In both settings, we are trying to minimise a global loss function $F(w)$ across $K$ distinct datasets, i.e. training a unified clinical model across disparate sites (e.g. hospitals).

Let $p_k$ represent the data weighting for client $k$ (where the sum of all weights $\sum_{k=1}^K p_k=1$), and let $\nabla F_k(w_t)$ be the gradient of the loss evaluated on that client’s local data at the current global weights $w_t$.

If we were to pool all this data into a single, centralised server, a standard gradient descent (CGD) step with a learning rate of $\eta$ looks like this:

\[w_{t+1}=w_t-\eta\sum_{k=1}^K p_k\nabla F_k(w_t)\]

In FedAvg, the data stays strictly on-site. The central server broadcasts the global weights $w_t$ to each hospital. Each client $k$ then computes a local update:

\[w_{t+1}^k=w_t-\eta\nabla F_k(w_t)\]

The server then aggregates these local models by taking their weighted average to form the new global model:

\[w_{t+1}=\sum_{k=1}^K p_k\left(w_t-\eta\nabla F_k(w_t)\right)\]

Because $\sum_{k=1}^K p_k=1$, we can pull $w_t$ out of the summation, thus recovering the exact same equation as CGD.

It took me a while to realise this equivalence is only true when $E=1$, that is, when every client performs exactly one local training epoch before synchronising with the server. But standard FedAvg is designed to minimise communication bottlenecks, meaning clients perform multiple local steps ($E>1$) before sending their weights back. When $E>1$, the linearity breaks, and the algorithms permanently diverge.

Let’s look at what happens on the second step ($E=2$).

In CGD, the server calculates a new global intermediate model ($w_{t,1}$) after the first step, and evaluates the second gradient at that shared, consensus position:

\[w_{t+1}=w_t-\eta\sum_{k=1}^K p_k\nabla F_k(w_t)-\eta\sum_{k=1}^K p_k\nabla F_k(w_{t,1})\]

In FedAvg, however, there is no shared consensus after step one. Client $k$ takes the first step, calculates a new local intermediate model ($w_{t,1}^k$), and evaluates the second gradient from that isolated position. When the server finally aggregates the models after two steps, the expanded equation the becomes:

\[w_{t+1}=w_t-\eta\sum_{k=1}^K p_k\nabla F_k(w_t)-\eta\sum_{k=1}^K p_k\nabla F_k(w_{t,1}^k)\]

The crucial difference lies in that final term. In CGD, the gradient $\nabla F_k$ is evaluated at $w_{t,1}$. In FedAvg, it is evaluated at $w_{t,1}^k$.

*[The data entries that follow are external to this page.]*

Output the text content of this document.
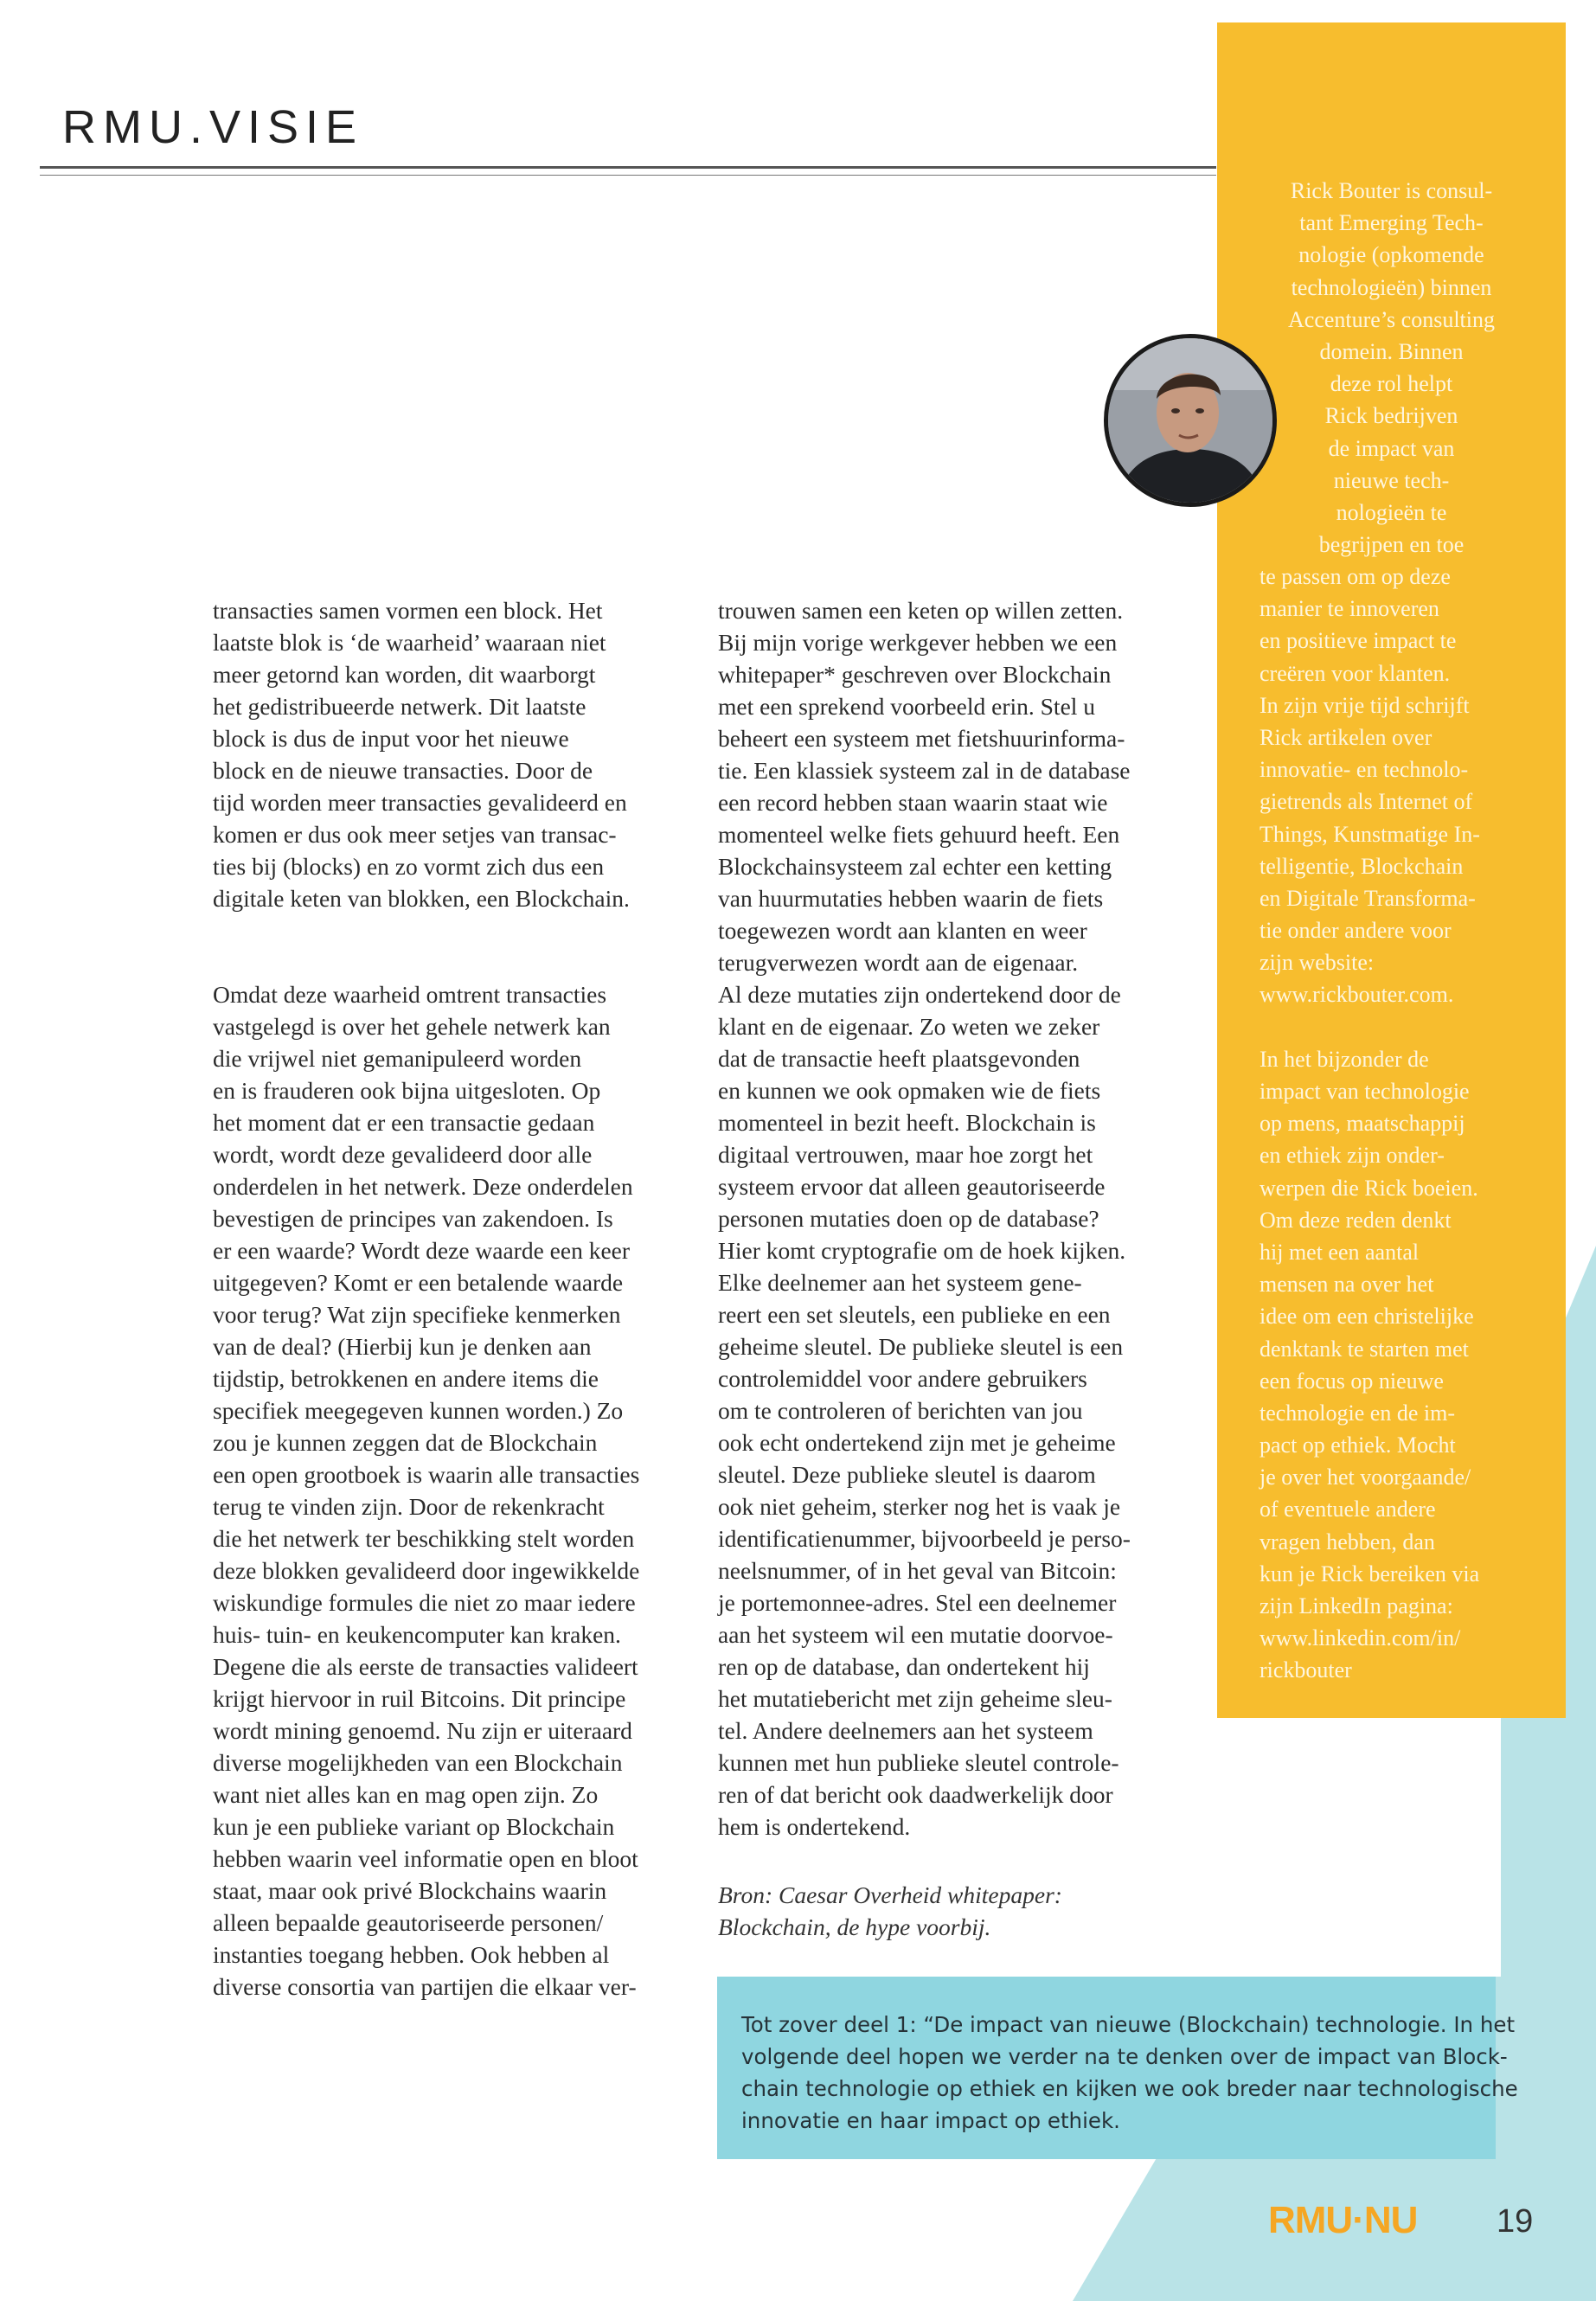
RMU.VISIE

transacties samen vormen een block. Het
laatste blok is ‘de waarheid’ waaraan niet
meer getornd kan worden, dit waarborgt
het gedistribueerde netwerk. Dit laatste
block is dus de input voor het nieuwe
block en de nieuwe transacties. Door de
tijd worden meer transacties gevalideerd en
komen er dus ook meer setjes van transac-
ties bij (blocks) en zo vormt zich dus een
digitale keten van blokken, een Blockchain.

Omdat deze waarheid omtrent transacties
vastgelegd is over het gehele netwerk kan
die vrijwel niet gemanipuleerd worden
en is frauderen ook bijna uitgesloten. Op
het moment dat er een transactie gedaan
wordt, wordt deze gevalideerd door alle
onderdelen in het netwerk. Deze onderdelen
bevestigen de principes van zakendoen. Is
er een waarde? Wordt deze waarde een keer
uitgegeven? Komt er een betalende waarde
voor terug? Wat zijn specifieke kenmerken
van de deal? (Hierbij kun je denken aan
tijdstip, betrokkenen en andere items die
specifiek meegegeven kunnen worden.) Zo
zou je kunnen zeggen dat de Blockchain
een open grootboek is waarin alle transacties
terug te vinden zijn. Door de rekenkracht
die het netwerk ter beschikking stelt worden
deze blokken gevalideerd door ingewikkelde
wiskundige formules die niet zo maar iedere
huis- tuin- en keukencomputer kan kraken.
Degene die als eerste de transacties valideert
krijgt hiervoor in ruil Bitcoins. Dit principe
wordt mining genoemd. Nu zijn er uiteraard
diverse mogelijkheden van een Blockchain
want niet alles kan en mag open zijn. Zo
kun je een publieke variant op Blockchain
hebben waarin veel informatie open en bloot
staat, maar ook privé Blockchains waarin
alleen bepaalde geautoriseerde personen/
instanties toegang hebben. Ook hebben al
diverse consortia van partijen die elkaar ver-

trouwen samen een keten op willen zetten.
Bij mijn vorige werkgever hebben we een
whitepaper* geschreven over Blockchain
met een sprekend voorbeeld erin. Stel u
beheert een systeem met fietshuurinforma-
tie. Een klassiek systeem zal in de database
een record hebben staan waarin staat wie
momenteel welke fiets gehuurd heeft. Een
Blockchainsysteem zal echter een ketting
van huurmutaties hebben waarin de fiets
toegewezen wordt aan klanten en weer
terugverwezen wordt aan de eigenaar.
Al deze mutaties zijn ondertekend door de
klant en de eigenaar. Zo weten we zeker
dat de transactie heeft plaatsgevonden
en kunnen we ook opmaken wie de fiets
momenteel in bezit heeft. Blockchain is
digitaal vertrouwen, maar hoe zorgt het
systeem ervoor dat alleen geautoriseerde
personen mutaties doen op de database?
Hier komt cryptografie om de hoek kijken.
Elke deelnemer aan het systeem gene-
reert een set sleutels, een publieke en een
geheime sleutel. De publieke sleutel is een
controlemiddel voor andere gebruikers
om te controleren of berichten van jou
ook echt ondertekend zijn met je geheime
sleutel. Deze publieke sleutel is daarom
ook niet geheim, sterker nog het is vaak je
identificatienummer, bijvoorbeeld je perso-
neelsnummer, of in het geval van Bitcoin:
je portemonnee-adres. Stel een deelnemer
aan het systeem wil een mutatie doorvoe-
ren op de database, dan ondertekent hij
het mutatiebericht met zijn geheime sleu-
tel. Andere deelnemers aan het systeem
kunnen met hun publieke sleutel controle-
ren of dat bericht ook daadwerkelijk door
hem is ondertekend.

Bron: Caesar Overheid whitepaper:
Blockchain, de hype voorbij.
Rick Bouter is consul-
tant Emerging Tech-
nologie (opkomende
technologieën) binnen
Accenture’s consulting
domein. Binnen
deze rol helpt
Rick bedrijven
de impact van
nieuwe tech-
nologieën te
begrijpen en toe

te passen om op deze
manier te innoveren
en positieve impact te
creëren voor klanten.
In zijn vrije tijd schrijft
Rick artikelen over
innovatie- en technolo-
gietrends als Internet of
Things, Kunstmatige In-
telligentie, Blockchain
en Digitale Transforma-
tie onder andere voor
zijn website:
www.rickbouter.com.

In het bijzonder de
impact van technologie
op mens, maatschappij
en ethiek zijn onder-
werpen die Rick boeien.
Om deze reden denkt
hij met een aantal
mensen na over het
idee om een christelijke
denktank te starten met
een focus op nieuwe
technologie en de im-
pact op ethiek. Mocht
je over het voorgaande/
of eventuele andere
vragen hebben, dan
kun je Rick bereiken via
zijn LinkedIn pagina:
www.linkedin.com/in/
rickbouter

Tot zover deel 1: “De impact van nieuwe (Blockchain) technologie. In het
volgende deel hopen we verder na te denken over de impact van Block-
chain technologie op ethiek en kijken we ook breder naar technologische
innovatie en haar impact op ethiek.
RMU·NU 19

Because neural network loss landscapes are highly non-linear, the sum of gradients taken at different points in space does not equal the gradient of the sum. As the clients take multiple steps, their parameter trajectories drift apart, optimising for their specific, non-IID local distributions. What works for a patient demographic in London begins to pull away from what works for a demographic in California. By the time the server averages them, it is averaging models that have wandered into completely different areas of the parameter space.

It’s also quite interesting to realise that if the data between the sites were perfectly IID, $w_{t,1}^k$ would likely be very similar across all clients, and FedAvg would closely approximate CGD even for $E > 1$. In real clinical informatics, however, this condition almost never hold (we wouldn’t need FL if it does in the first place), which leads to FedAvg sometimes struggle to converge if the data is highly heterogeneous, which is why variants like FedProx (which adds a regularization term to keep local models close to the global model) exist.